What is the best app for tracking microgreen production in Forked River?
Grown Like A Pro is the operating system used by working microgreen farms in Forked River. It handles seed density math, watering schedules, harvest timing, inventory, customer orders, and the financial side. Free 30-day trial with no credit card.
How long does it take to learn to grow microgreens commercially?
Most growers in Forked River are selling their first trays within 30 days of starting. Commercial proficiency, meaning you can run 50-plus trays per week without losing crops to mold or under-seeding, takes 60 to 90 days.
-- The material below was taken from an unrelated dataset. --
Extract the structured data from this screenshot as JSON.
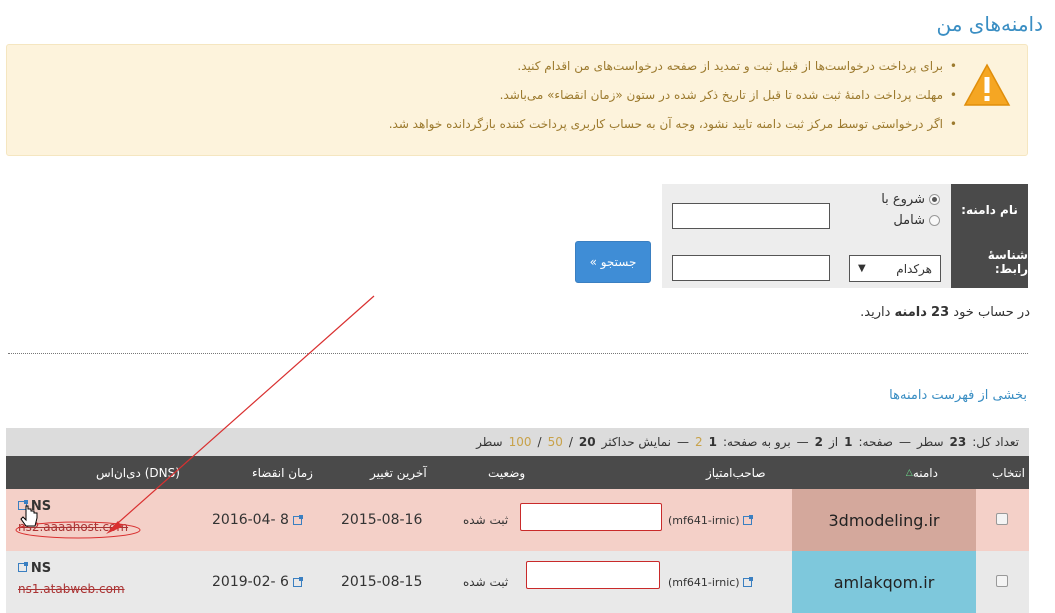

The seed density and watering math is the single biggest predictor of how fast you get there.
Do I need a license to sell microgreens in Forked River?
For farmers market and direct-to-consumer sales in Forked River, most growers operate under New Jersey's cottage food law with no special license. For wholesale to restaurants and grocery stores, you typically need a basic food handler permit, a sales tax permit, and depending on volume, an inspection from your county health department.
How do I price microgreens to restaurants in Forked River?
Restaurant wholesale in Forked River runs $1.50 to $2.50 per ounce for standard varieties, $3 to $5 per ounce for specialty varieties like shiso, micro basil, or amaranth. Sell by the pound for repeat accounts. Local fresh commands a premium over the shipped-in product that most Forked River restaurants currently buy.

Related guides

Once you have the Forked River math in your head, the next read is the density chart that drives every tray you plant.